Defensemen Zdeno Chara (knee) and Adam McQuaid (broken thumb) currently are sidelined, while forwards Brad Marchand and David Krejci continue to deal with nagging, undisclosed injuries.

Defenseman Kevan Miller was activated from IR on Tuesday and was a healthy scratch, but since McQuaid suffered his injury during a 2-0 win over the St. Louis Blues, Miller likely will return to the lineup.

Fellow defenseman Torey Krug suffered a nasty broken pinky finger and needed upward of 30 stitches to zip up his finger. Fortunately for the Bruins, he only missed four games. Even when the Bruins summoned reinforcements from Providence, defenseman David Warsofsky suffered a groin injury.

The Bruins received a shot in the arm when Krejci returned to the lineup Tuesday night. More importantly, it was a sigh of relief for the team when he practiced Wednesday morning.

Marchand remains day-to-day, and he could practice on Thursday before the team travels to Columbus to face the Blue Jackets Friday night. Chara is progressing in his rehab but he hasn’t been cleared to skate, which still could be a while.

Then Dougie Hamilton missed Wednesday’s practice due to the flu.

The challenge for Julien is to figure out ways to keep the team’s lineup fresh and productive. He’s always said he’ll get the most out of the players he’s given to work with, and he’s being tested this season.

“You’ve got to just adapt to those situations and try to fill in those spots. Just when you start getting guys back, other guys are going down. We’ve been unfortunate more than other years so far with those injuries,” Julien said

During Julien’s tenure in Boston, only the 2009-10 season rivals this one in terms of the number of injuries. During that season, the Bruins survived, finishing third in the Eastern Conference, and eventually lost to the Philadelphia Flyers in the semifinals.

If a team has to have injuries, it’s better to have them earlier in the season as opposed to late in the year with the playoffs approaching. And, when a team is dealing with numerous injuries, players try to put a positive spin on the adversity.

“The main thing is opportunity,” Bruins forward Milan Lucic said.

That means the organization’s depth will be tested, and in the case of the Bruins, they’re exhausting their resources.

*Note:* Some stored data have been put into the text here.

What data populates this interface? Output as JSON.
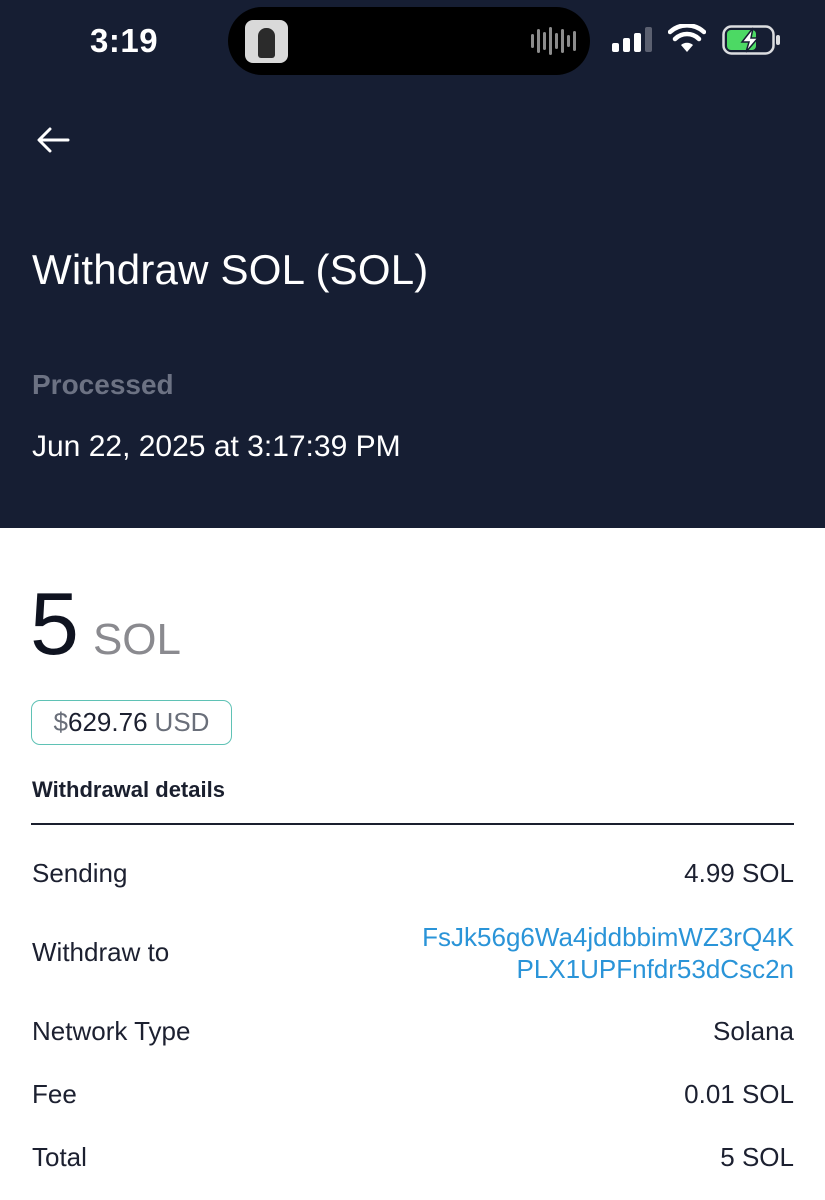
{
  "status_bar": {
    "time": "3:19",
    "signal_bars": 4,
    "signal_bars_active": 3,
    "battery_state": "charging",
    "battery_color": "#4cd964"
  },
  "header": {
    "background_color": "#161e33",
    "back_icon": "arrow-left-icon",
    "title": "Withdraw SOL (SOL)",
    "status": "Processed",
    "datetime": "Jun 22, 2025 at 3:17:39 PM"
  },
  "summary": {
    "amount": "5",
    "unit": "SOL",
    "usd_symbol": "$",
    "usd_value": "629.76",
    "usd_currency": "USD",
    "chip_border_color": "#5fc2b5"
  },
  "details": {
    "title": "Withdrawal details",
    "rows": [
      {
        "label": "Sending",
        "value": "4.99 SOL"
      },
      {
        "label": "Withdraw to",
        "value_line1": "FsJk56g6Wa4jddbbimWZ3rQ4K",
        "value_line2": "PLX1UPFnfdr53dCsc2n",
        "link_color": "#2a94d8"
      },
      {
        "label": "Network Type",
        "value": "Solana"
      },
      {
        "label": "Fee",
        "value": "0.01 SOL"
      },
      {
        "label": "Total",
        "value": "5 SOL"
      }
    ]
  }
}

Each time a player has been recalled from Providence of the AHL, he's made contributions, especially on the defensive end with Joe Morrow and Zach Trotman. Morrow has proven he can handle the NHL. He’s big, strong and reliable at both ends of the ice.

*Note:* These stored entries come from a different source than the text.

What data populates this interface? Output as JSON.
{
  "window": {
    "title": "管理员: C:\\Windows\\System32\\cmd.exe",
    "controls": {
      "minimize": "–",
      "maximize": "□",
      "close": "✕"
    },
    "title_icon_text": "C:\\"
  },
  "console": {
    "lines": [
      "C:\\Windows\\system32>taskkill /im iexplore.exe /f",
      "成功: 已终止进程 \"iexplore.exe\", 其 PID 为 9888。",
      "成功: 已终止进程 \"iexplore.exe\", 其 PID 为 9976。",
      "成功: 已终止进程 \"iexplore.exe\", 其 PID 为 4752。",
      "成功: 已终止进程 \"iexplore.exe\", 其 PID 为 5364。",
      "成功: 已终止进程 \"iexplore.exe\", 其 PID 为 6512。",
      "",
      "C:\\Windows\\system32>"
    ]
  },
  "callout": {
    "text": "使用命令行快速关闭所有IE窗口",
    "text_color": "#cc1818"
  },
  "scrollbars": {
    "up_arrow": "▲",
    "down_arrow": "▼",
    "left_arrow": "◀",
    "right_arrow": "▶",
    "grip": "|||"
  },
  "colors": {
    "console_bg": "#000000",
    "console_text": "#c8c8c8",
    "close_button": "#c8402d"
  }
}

Lucic described the adversity as a rallying cry among the players. If younger players can contribute, it helps the team gain confidence no matter which player or players are out of the lineup. It also adds an element of assurance and helps invigorate the veterans.

If the Bruins can continue to survive all these injuries and stay in contention, when Boston’s lineup is healthy again it could finally find its identity.

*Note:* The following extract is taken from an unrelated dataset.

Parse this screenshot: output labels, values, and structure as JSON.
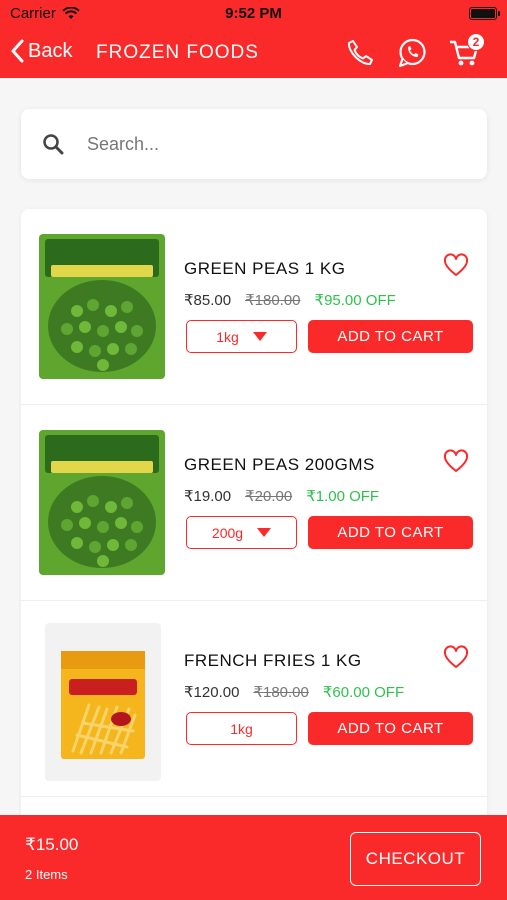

“Overall, our record is pretty decent with everything we’ve been through,” Julien said. “Right now it’s about trying to get through this as best we can, and hopefully when our team is totally healthy, and we’re hoping it does get totally healthy, we’ll really get a good idea of what our team is all about.”

It might be early spring before that happens for the Bruins. But that would be perfect timing.